BİZİ TAKİP ET...

Sitede ara...

Rocky’den Kızgın Boğa’ya (Raging Bull) türün en önemli örnekleri dahil neredeyse bütün boks filmleri, bu şaşalı hayatları anlatmak için, ‘sıfırdan zirveye doğru’ ilerleyen –kısmen de olsa, mutlaka- hikaye örgüsü kullanır. Dövüşçü (The Fighter) için de, bu izleği harfi harfine uygulayan bir sporcu dramı diyebiliriz sanıyorum.

Ercan Dalkılıç

Dövüşçü (The Fighter): Altın Yumruklu Gladyatör!

Rocky’den Kızgın Boğa’ya (Raging Bull) türün en önemli örnekleri dahil neredeyse bütün boks filmleri, bu şaşalı hayatları anlatmak için, ‘sıfırdan zirveye doğru’ ilerleyen –kısmen de olsa, mutlaka- hikaye örgüsü kullanır. Dövüşçü (The Fighter) için de, bu izleği harfi harfine uygulayan bir sporcu dramı diyebiliriz sanıyorum.

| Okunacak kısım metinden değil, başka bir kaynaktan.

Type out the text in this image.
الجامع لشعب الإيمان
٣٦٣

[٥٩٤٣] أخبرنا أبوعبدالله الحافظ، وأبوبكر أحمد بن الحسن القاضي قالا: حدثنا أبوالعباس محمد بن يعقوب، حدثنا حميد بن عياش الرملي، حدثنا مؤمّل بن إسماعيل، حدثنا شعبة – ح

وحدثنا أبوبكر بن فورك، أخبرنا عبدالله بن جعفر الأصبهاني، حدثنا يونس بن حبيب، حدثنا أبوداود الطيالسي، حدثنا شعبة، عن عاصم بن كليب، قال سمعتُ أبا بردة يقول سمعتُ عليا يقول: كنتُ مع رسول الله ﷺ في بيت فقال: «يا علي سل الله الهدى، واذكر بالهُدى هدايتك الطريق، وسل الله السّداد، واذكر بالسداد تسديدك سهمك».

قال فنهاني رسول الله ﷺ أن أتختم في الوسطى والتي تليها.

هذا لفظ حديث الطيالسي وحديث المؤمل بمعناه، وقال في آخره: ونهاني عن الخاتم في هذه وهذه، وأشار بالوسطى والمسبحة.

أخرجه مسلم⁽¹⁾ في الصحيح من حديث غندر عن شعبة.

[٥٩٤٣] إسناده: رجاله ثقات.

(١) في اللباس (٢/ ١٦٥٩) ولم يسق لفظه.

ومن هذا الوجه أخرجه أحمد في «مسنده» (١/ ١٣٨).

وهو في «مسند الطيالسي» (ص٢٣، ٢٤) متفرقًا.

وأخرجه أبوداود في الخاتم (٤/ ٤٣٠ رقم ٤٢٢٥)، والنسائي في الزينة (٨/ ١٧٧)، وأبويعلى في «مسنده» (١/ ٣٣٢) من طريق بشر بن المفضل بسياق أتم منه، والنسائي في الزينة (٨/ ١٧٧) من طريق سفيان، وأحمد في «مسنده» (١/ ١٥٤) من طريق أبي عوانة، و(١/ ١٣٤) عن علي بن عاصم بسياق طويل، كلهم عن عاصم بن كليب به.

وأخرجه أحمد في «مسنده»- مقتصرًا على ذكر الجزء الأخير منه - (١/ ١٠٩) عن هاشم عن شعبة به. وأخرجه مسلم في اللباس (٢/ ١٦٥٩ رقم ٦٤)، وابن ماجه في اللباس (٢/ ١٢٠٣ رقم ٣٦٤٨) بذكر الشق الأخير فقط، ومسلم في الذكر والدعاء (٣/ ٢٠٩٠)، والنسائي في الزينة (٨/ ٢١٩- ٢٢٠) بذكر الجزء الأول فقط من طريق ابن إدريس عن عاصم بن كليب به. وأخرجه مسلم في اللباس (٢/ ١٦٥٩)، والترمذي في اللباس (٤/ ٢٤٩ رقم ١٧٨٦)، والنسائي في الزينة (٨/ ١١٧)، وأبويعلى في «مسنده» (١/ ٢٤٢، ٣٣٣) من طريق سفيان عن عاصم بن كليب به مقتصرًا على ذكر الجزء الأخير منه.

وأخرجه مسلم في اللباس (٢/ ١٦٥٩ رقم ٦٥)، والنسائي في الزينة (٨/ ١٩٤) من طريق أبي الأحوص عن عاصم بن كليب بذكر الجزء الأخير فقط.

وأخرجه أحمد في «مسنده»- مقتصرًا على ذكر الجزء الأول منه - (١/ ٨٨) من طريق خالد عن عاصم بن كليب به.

Gündüz Vassaf, bir denemesinde Eski Roma’da gladyatörlerin alt-sınıftan güçlü köleler arasından seçildiğini ve bu seçilmişlerin bir üst-sınıfa yükseltilip aristokratları eğlendirmek için arenada kendilerini feda etme pahasına savaştıklarını anlatır. Argümanını daha sonra futbola bağlayan Vassaf, günümüzde de alt-sınıf arasından seçilmişlerin, ‘üsttekiler’ için yeşil sahalarda ter döktüğü tespitine ulaşır. Futbolun dışında öyle bir spor dalı vardır ki sporcular tıpkı geçmişteki gladyatörler gibi ölümüne savaşır para için. Daha çok alt-sınıflar tarafından yapılagelen boks, bu bireysel yükseliş hikayelerinin en sık rastlandığı sporlardan biridir.

Ercan Dalkılıç

Dolayısıyla sinemada ‘spor filmleri’ arasında da hayli gözdedir boks filmleri. Rocky (1976)’den Kızgın Boğa (Raging Bull, 1980)’ya türün en önemli örnekleri dahil neredeyse bütün boks filmleri, bu şaşalı hayatları anlatmak için –kısmen de olsa, mutlaka- ‘sıfırdan zirveye doğru’ ilerleyen bir hikaye örgüsü kullanır. Dövüşçü için de bu izleği harfi harfine uygulayan bir sporcu dramı diyebiliriz sanıyorum.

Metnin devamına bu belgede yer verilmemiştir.